Monday, December 15, 2014
Why Exactly Did We Forgive Japan?
I'm normally quick to forgive people their faults and sins. I know I've done a few evil things, like one Thanksgiving I ate way too much pie. I did it, I wasn't proud of it, but after a time of penance I forgave myself. I believe others deserve the same consideration.
But what about actually being at war with someone, even a World War? Is that not at least arguably worse than overeating on a holiday designed for food? I think it is. In the case of World War II, and America's war with Japan, you've got outright treachery at play, then all the sorrow and suffering that went with it. It's still something that brings a lot of grief. I saw an old guy at the memorial reliving it just this year. He didn't look reconciled.
I hadn't seen Tora! Tora! Tora! since the early '70s, but saw it again the other day, the disaster now streaming on TV on demand. Japan's Original Sin against us can never go away. We're forever waking up on December 7 -- if we're in Hawaii's time zone -- to the coming of planes in a sneak attack for the ages. It's gut-wrenching. There's also the movie The Final Countdown. Kirk Douglas goes back in time, thanks to a weird storm at sea, and is about to take down the Japanese before they can attack. Unfortunately, the storm reappears and he's back in 1980, having not changed a thing. That tells me the Japanese were damned lucky.
A bigger take on it is to conclude: The only way to prevent Pearl Harbor is ... there's not a way to prevent it now that it's happened.

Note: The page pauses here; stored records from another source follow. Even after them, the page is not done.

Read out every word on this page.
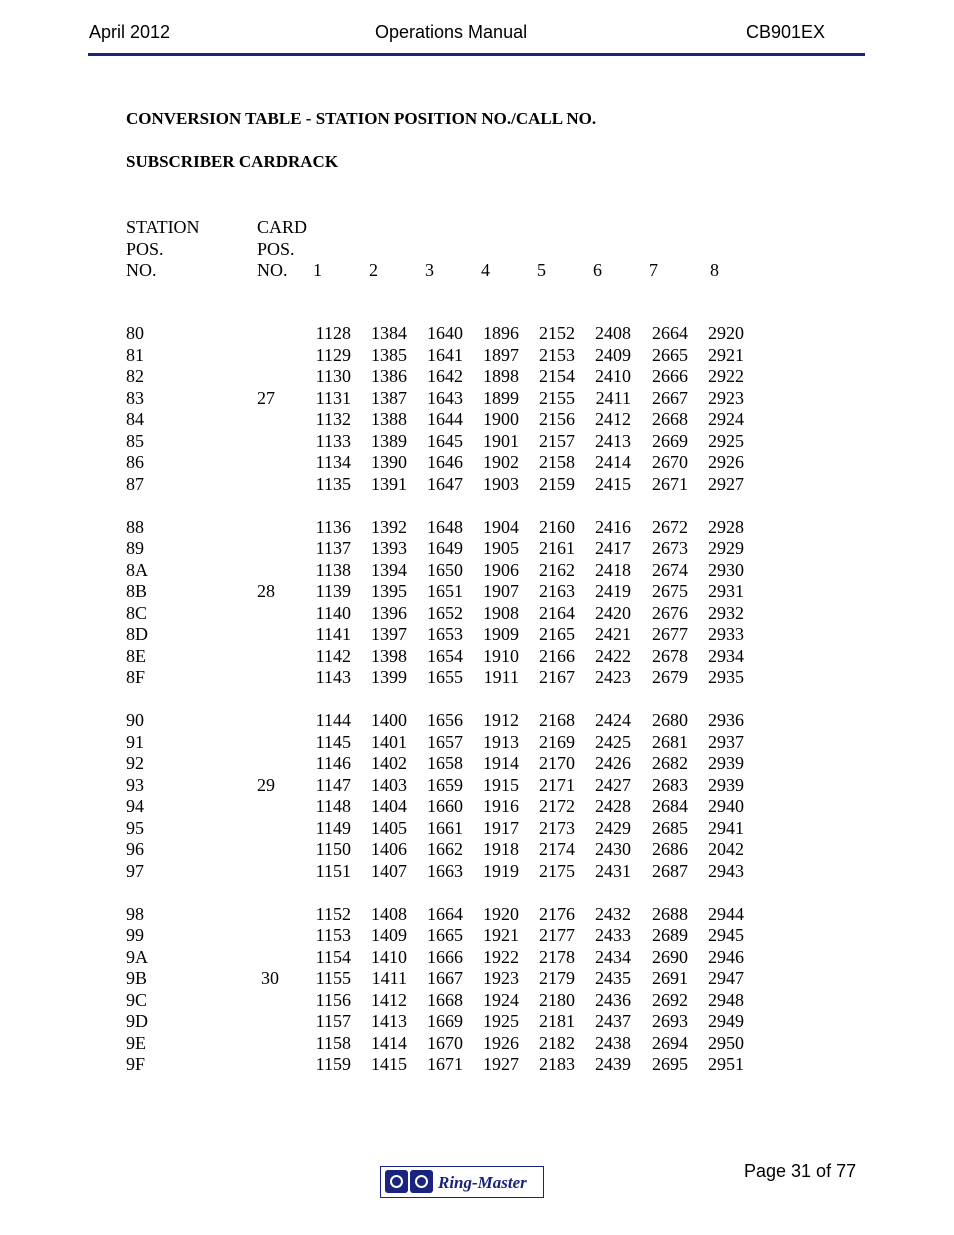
April 2012	Operations Manual	CB901EX
CONVERSION TABLE - STATION POSITION NO./CALL NO.
SUBSCRIBER CARDRACK
STATION
POS.
NO.
CARD
POS.
NO.	1	2	3	4	5	6	7	8
80	1128 1384 1640 1896 2152 2408 2664 2920
81	1129 1385 1641 1897 2153 2409 2665 2921
82	1130 1386 1642 1898 2154 2410 2666 2922
83	27 1131 1387 1643 1899 2155 2411 2667 2923
84	1132 1388 1644 1900 2156 2412 2668 2924
85	1133 1389 1645 1901 2157 2413 2669 2925
86	1134 1390 1646 1902 2158 2414 2670 2926
87	1135 1391 1647 1903 2159 2415 2671 2927
88	1136 1392 1648 1904 2160 2416 2672 2928
89	1137 1393 1649 1905 2161 2417 2673 2929
8A	1138 1394 1650 1906 2162 2418 2674 2930
8B	28 1139 1395 1651 1907 2163 2419 2675 2931
8C	1140 1396 1652 1908 2164 2420 2676 2932
8D	1141 1397 1653 1909 2165 2421 2677 2933
8E	1142 1398 1654 1910 2166 2422 2678 2934
8F	1143 1399 1655 1911 2167 2423 2679 2935
90	1144 1400 1656 1912 2168 2424 2680 2936
91	1145 1401 1657 1913 2169 2425 2681 2937
92	1146 1402 1658 1914 2170 2426 2682 2939
93	29 1147 1403 1659 1915 2171 2427 2683 2939
94	1148 1404 1660 1916 2172 2428 2684 2940
95	1149 1405 1661 1917 2173 2429 2685 2941
96	1150 1406 1662 1918 2174 2430 2686 2042
97	1151 1407 1663 1919 2175 2431 2687 2943
98	1152 1408 1664 1920 2176 2432 2688 2944
99	1153 1409 1665 1921 2177 2433 2689 2945
9A	1154 1410 1666 1922 2178 2434 2690 2946
9B	30 1155 1411 1667 1923 2179 2435 2691 2947
9C	1156 1412 1668 1924 2180 2436 2692 2948
9D	1157 1413 1669 1925 2181 2437 2693 2949
9E	1158 1414 1670 1926 2182 2438 2694 2950
9F	1159 1415 1671 1927 2183 2439 2695 2951
Ring-Master
Page 31 of 77
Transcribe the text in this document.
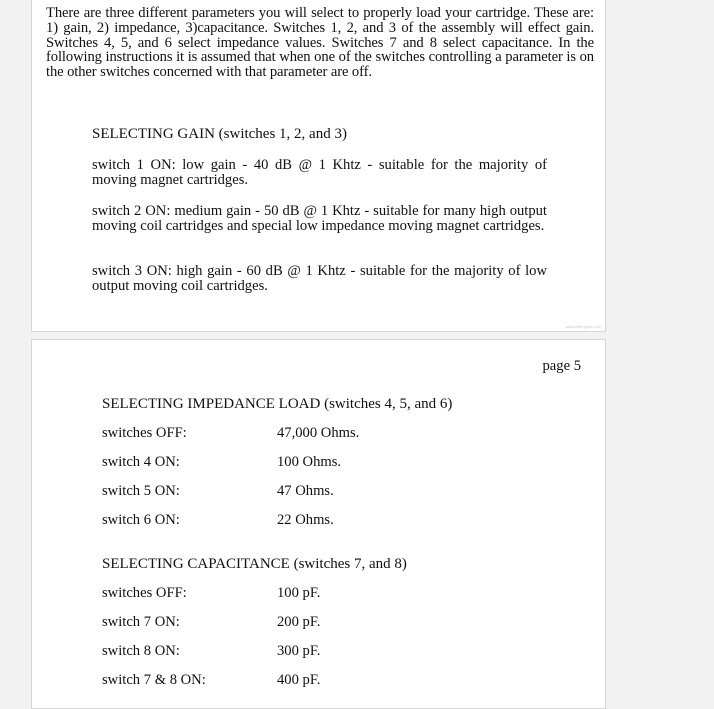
There are three different parameters you will select to properly load your cartridge. These are: 1) gain, 2) impedance, 3)capacitance. Switches 1, 2, and 3 of the assembly will effect gain. Switches 4, 5, and 6 select impedance values. Switches 7 and 8 select capacitance. In the following instructions it is assumed that when one of the switches controlling a parameter is on the other switches concerned with that parameter are off.
SELECTING GAIN (switches 1, 2, and 3)
switch 1 ON: low gain - 40 dB @ 1 Khtz - suitable for the majority of moving magnet cartridges.
switch 2 ON: medium gain - 50 dB @ 1 Khtz - suitable for many high output moving coil cartridges and special low impedance moving magnet cartridges.
switch 3 ON: high gain - 60 dB @ 1 Khtz - suitable for the majority of low output moving coil cartridges.
www.hifiengine.com
page 5
SELECTING IMPEDANCE LOAD (switches 4, 5, and 6)
switches OFF:	47,000 Ohms.
switch 4 ON:	100 Ohms.
switch 5 ON:	47 Ohms.
switch 6 ON:	22 Ohms.
SELECTING CAPACITANCE (switches 7, and 8)
switches OFF:	100 pF.
switch 7 ON:	200 pF.
switch 8 ON:	300 pF.
switch 7 & 8 ON:	400 pF.
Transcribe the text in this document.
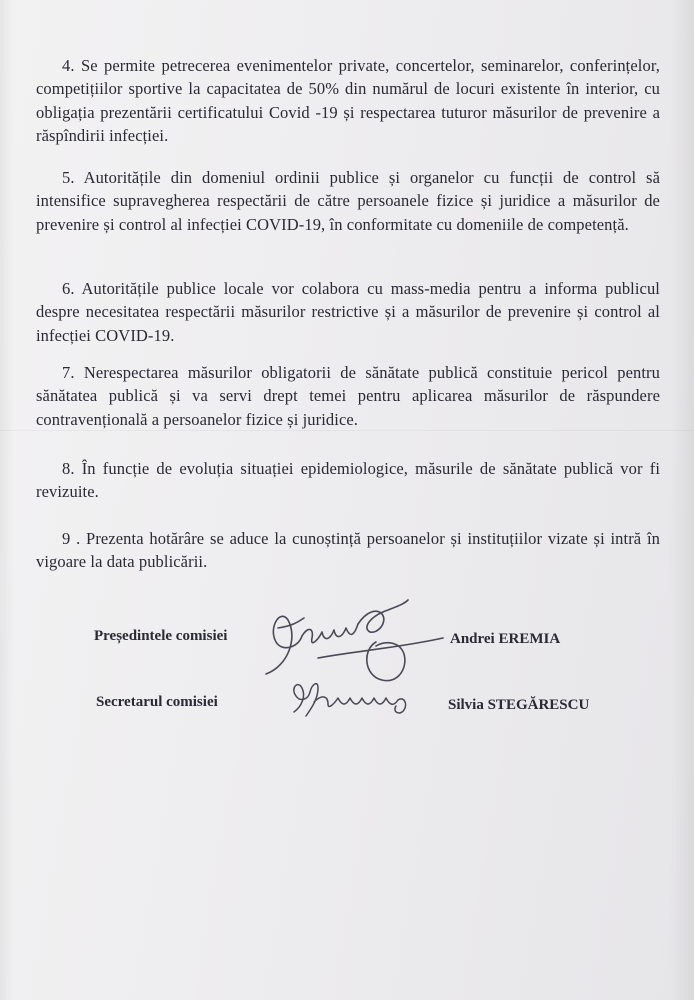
4. Se permite petrecerea evenimentelor private, concertelor, seminarelor, conferințelor, competițiilor sportive la capacitatea de 50% din numărul de locuri existente în interior, cu obligația prezentării certificatului Covid -19 și respectarea tuturor măsurilor de prevenire a răspîndirii infecției.

5. Autoritățile din domeniul ordinii publice și organelor cu funcții de control să intensifice supravegherea respectării de către persoanele fizice și juridice a măsurilor de prevenire și control al infecției COVID-19, în conformitate cu domeniile de competență.

6. Autoritățile publice locale vor colabora cu mass-media pentru a informa publicul despre necesitatea respectării măsurilor restrictive și a măsurilor de prevenire și control al infecției COVID-19.

7. Nerespectarea măsurilor obligatorii de sănătate publică constituie pericol pentru sănătatea publică și va servi drept temei pentru aplicarea măsurilor de răspundere contravențională a persoanelor fizice și juridice.

8. În funcție de evoluția situației epidemiologice, măsurile de sănătate publică vor fi revizuite.

9 . Prezenta hotărâre se aduce la cunoștință persoanelor și instituțiilor vizate și intră în vigoare la data publicării.

Președintele comisiei	Andrei EREMIA
Secretarul comisiei	Silvia STEGĂRESCU
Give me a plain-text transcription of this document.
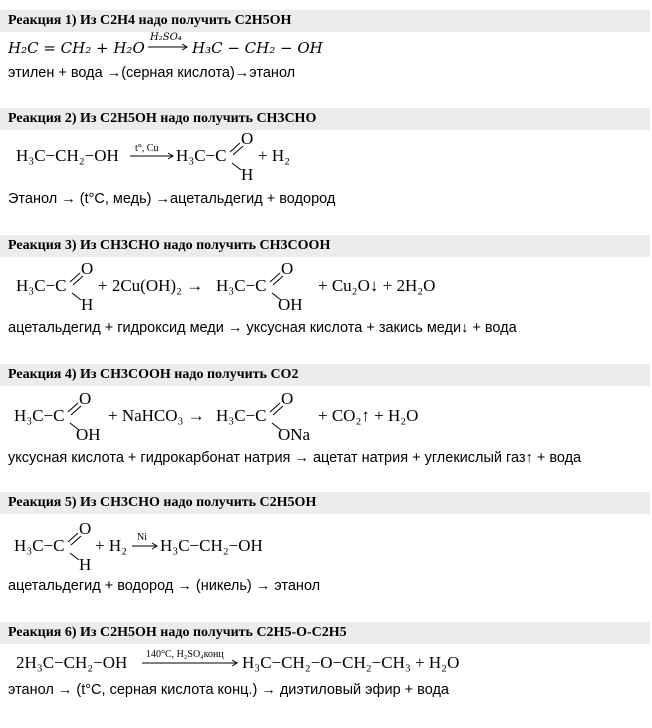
Реакция 1) Из С2Н4 надо получить С2Н5ОН
H₂C = CH₂ + H₂O
H₂SO₄
H₃C − CH₂ − OH
этилен + вода →(серная кислота)→этанол
Реакция 2) Из С2Н5ОН надо получить СН3СНО
H₃C−CH₂−OH t°, Cu H₃C−C
O
H
+ H₂
Этанол → (t°C, медь) →ацетальдегид + водород
Реакция 3) Из СН3СНО надо получить СН3СООН
H₃C−C
O
H
+ 2Cu(OH)₂ → H₃C−C
O
OH
+ Cu₂O↓ + 2H₂O
ацетальдегид + гидроксид меди → уксусная кислота + закись меди↓ + вода
Реакция 4) Из СН3СООН надо получить СО2
H₃C−C
O
OH
+ NaHCO₃ → H₃C−C
O
ONa
+ CO₂↑ + H₂O
уксусная кислота + гидрокарбонат натрия → ацетат натрия + углекислый газ↑ + вода
Реакция 5) Из СН3СНО надо получить С2Н5ОН
H₃C−C
O
H
+ H₂ Ni H₃C−CH₂−OH
ацетальдегид + водород → (никель) → этанол
Реакция 6) Из С2Н5ОН надо получить С2Н5-О-С2Н5
2H₃C−CH₂−OH 140°C, H₂SO₄конц H₃C−CH₂−O−CH₂−CH₃ + H₂O
этанол → (t°C, серная кислота конц.) → диэтиловый эфир + вода
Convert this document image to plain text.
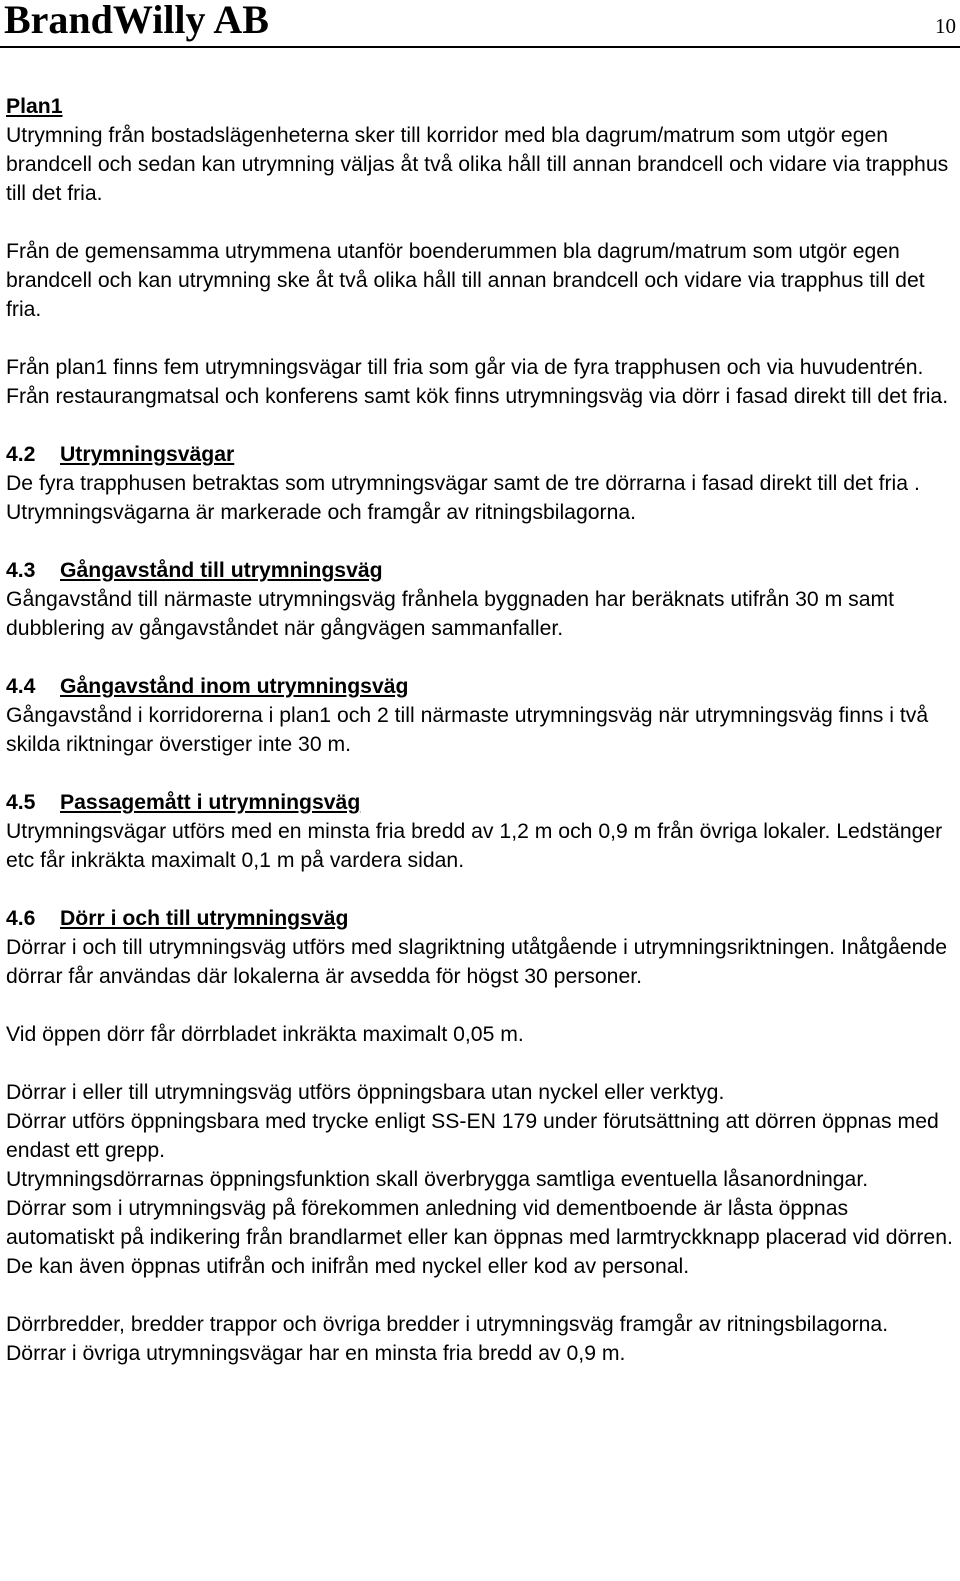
BrandWilly AB	10

Plan1

Utrymning från bostadslägenheterna sker till korridor med bla dagrum/matrum som utgör egen brandcell och sedan kan utrymning väljas åt två olika håll till annan brandcell och vidare via trapphus till det fria.

Från de gemensamma utrymmena utanför boenderummen bla dagrum/matrum som utgör egen brandcell och kan utrymning ske åt två olika håll till annan brandcell och vidare via trapphus till det fria.

Från plan1 finns fem utrymningsvägar till fria som går via de fyra trapphusen och via huvudentrén.

Från restaurangmatsal och konferens samt kök finns utrymningsväg via dörr i fasad direkt till det fria.

4.2 Utrymningsvägar

De fyra trapphusen betraktas som utrymningsvägar samt de tre dörrarna i fasad direkt till det fria .

Utrymningsvägarna är markerade och framgår av ritningsbilagorna.

4.3 Gångavstånd till utrymningsväg

Gångavstånd till närmaste utrymningsväg frånhela byggnaden har beräknats utifrån 30 m samt dubblering av gångavståndet när gångvägen sammanfaller.

4.4 Gångavstånd inom utrymningsväg

Gångavstånd i korridorerna i plan1 och 2 till närmaste utrymningsväg när utrymningsväg finns i två skilda riktningar överstiger inte 30 m.

4.5 Passagemått i utrymningsväg

Utrymningsvägar utförs med en minsta fria bredd av 1,2 m och 0,9 m från övriga lokaler. Ledstänger etc får inkräkta maximalt 0,1 m på vardera sidan.

4.6 Dörr i och till utrymningsväg

Dörrar i och till utrymningsväg utförs med slagriktning utåtgående i utrymningsriktningen. Inåtgående dörrar får användas där lokalerna är avsedda för högst 30 personer.

Vid öppen dörr får dörrbladet inkräkta maximalt 0,05 m.

Dörrar i eller till utrymningsväg utförs öppningsbara utan nyckel eller verktyg.

Dörrar utförs öppningsbara med trycke enligt SS-EN 179 under förutsättning att dörren öppnas med endast ett grepp.

Utrymningsdörrarnas öppningsfunktion skall överbrygga samtliga eventuella låsanordningar.

Dörrar som i utrymningsväg på förekommen anledning vid dementboende är låsta öppnas automatiskt på indikering från brandlarmet eller kan öppnas med larmtryckknapp placerad vid dörren. De kan även öppnas utifrån och inifrån med nyckel eller kod av personal.

Dörrbredder, bredder trappor och övriga bredder i utrymningsväg framgår av ritningsbilagorna.

Dörrar i övriga utrymningsvägar har en minsta fria bredd av 0,9 m.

All we can do now is what we originally did, go to war against them, destroy them, then hold a grudge forever. (We're not forgiving Al Qaeda anytime soon!) What we actually did is only half good. We went to war and destroyed them, but then we promptly forgave them. All I know is I was born within 10 years of VJ Day and my first toys were made in Japan. That's not right.
Is my argument, then, against my parents? I hadn't thought of it, but maybe so. They either bought those toys or allowed someone else to. I didn't buy them myself. These are the same parents, by the way -- speaking of my mom -- who taught me, "Once burned, twice wary." Wonder why she was such a huge hypocrite, applying that teaching to me swiping cookies from the jar but allowing the Japanese complete leeway. She and Dad are both gone now, so I'll have to work out this mystery myself.
Probably they were simply going along with the rest of society. It's hard to buck the trend. They thought, "Japan's destroyed, they're tamed, they're under control." We occupied them for a while -- my mom collected "Occupied Japan" nicknacks -- then turned them loose, to be as duplicitous as they wanted, if that's what they chose. In the '60s, Japan sent us crap. In the '70s, it improved. In the '80s, we couldn't keep up with them. Our stuff was crap, their stuff gold. "Who won this goddamned war anyway?" my grandpa might've asked, had he not died in the '70s. He talked like that.
From where I sit -- not able to see past my personal horizons -- it's only a matter of time... As far as I know, Japan's already amassed enough weaponry, force, and the will to use it to pay us back big time. I hate the thought, but in a way the comeuppance would suit us, having forgiven them and ignorantly trusted them. I never liked Reagan, but I like what he said, "Trust but verify." As it turns out, the Land of the Midnight Sun somehow has light for their path and it's us who dwell in darkness. It's all something for future generations -- if there should be any -- to contemplate.